By the end of this course:

  1. Instructors will understand how OER is used in classrooms as a low/no-cost alternative to traditional educational tools, such as classic textbooks and supplementary materials.
  2. Instructors will research and select OER that are applicable in their classrooms, and by doing so, will gain knowledge of how OER materials can benefit their students and inform their own pedagogical practices.
  3. Instructors will evaluate other pieces of work (OER) and explain what the licenses mean and what a user could do with that piece of work in regard to licensing.
  4. Instructors will, based their understanding of Creative Commons Licensing, design an original assignment in their field, select a Creative Commons Licenses that is appropriate for the activity, explain why they selected that license, and what this license means for other users.

Task Analysis

Task analysis OER.png

Curriculum Map

Map out the sequence of learning units and activities to achieve the defined objectives. Curriculum map 3 31.png

References and Resources

Blick, W., & Marcus, S. (2017). The brightly illuminated path: facilitating an OER program at community college. College Student Journal, 51(1), 29-32.

Brown, J. S. (2008). Opening up education: The collective advancement of education through open technology, open content, and open knowledge. Mit Press.

Clements, K. I., & Pawlowski, J. M. (2012). User-oriented quality for OER: Understanding teachers' views on re-use, quality and trust. Journal of computer Assisted Learning, 28(1), 4-14.

D'Antoni, S. (2009). Open Educational Resources: reviewing initiatives and issues. The Journal of Open, Distance, and E-Learning, 24(1), 3-10.

Han, X., Zhou, Q., & Yang, J. (2011). A technical mode for sharing and utilizing open educational resources in Chinese universities. Knowledge Mangement & E-Learning: An International Journal (KM&EL), 3(3), 356-374.
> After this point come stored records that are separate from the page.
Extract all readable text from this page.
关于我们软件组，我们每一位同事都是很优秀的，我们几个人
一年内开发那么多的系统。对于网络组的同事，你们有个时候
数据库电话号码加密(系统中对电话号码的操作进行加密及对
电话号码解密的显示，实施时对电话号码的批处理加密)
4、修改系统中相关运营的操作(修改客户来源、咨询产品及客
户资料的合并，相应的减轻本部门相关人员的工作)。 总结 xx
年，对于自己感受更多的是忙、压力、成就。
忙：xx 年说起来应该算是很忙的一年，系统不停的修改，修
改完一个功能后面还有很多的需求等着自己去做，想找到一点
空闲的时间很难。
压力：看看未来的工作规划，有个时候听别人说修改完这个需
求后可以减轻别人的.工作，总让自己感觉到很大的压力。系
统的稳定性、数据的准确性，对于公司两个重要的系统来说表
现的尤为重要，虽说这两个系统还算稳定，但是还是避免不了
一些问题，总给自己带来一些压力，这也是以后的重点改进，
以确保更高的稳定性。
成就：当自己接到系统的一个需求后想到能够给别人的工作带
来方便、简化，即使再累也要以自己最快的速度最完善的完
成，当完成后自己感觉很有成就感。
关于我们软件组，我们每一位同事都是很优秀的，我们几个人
Hilton III, J., Wiley, D., Stein, J., & Johnson, A. (2010). The four 'R's of openness and ALMS analysis: frameworks for open educational resources. Open Learning: The Journal of Open, Distance and E-Learning, 25(1), 37-44.

Mtebe, J. S., & Raisamo, R. (2014). Challenges and instructors' intention to adopt and use open educational resources in higher education in Tanzania. The international Review of Research in Open Distributed Learning, 15(1).

Pitt, R. (2015). Mainstreaming opne textbooks: Educator perspectives on the impact of openstax colelge open textbooks. . The international Review in Open and Districuted Learning, 16(4).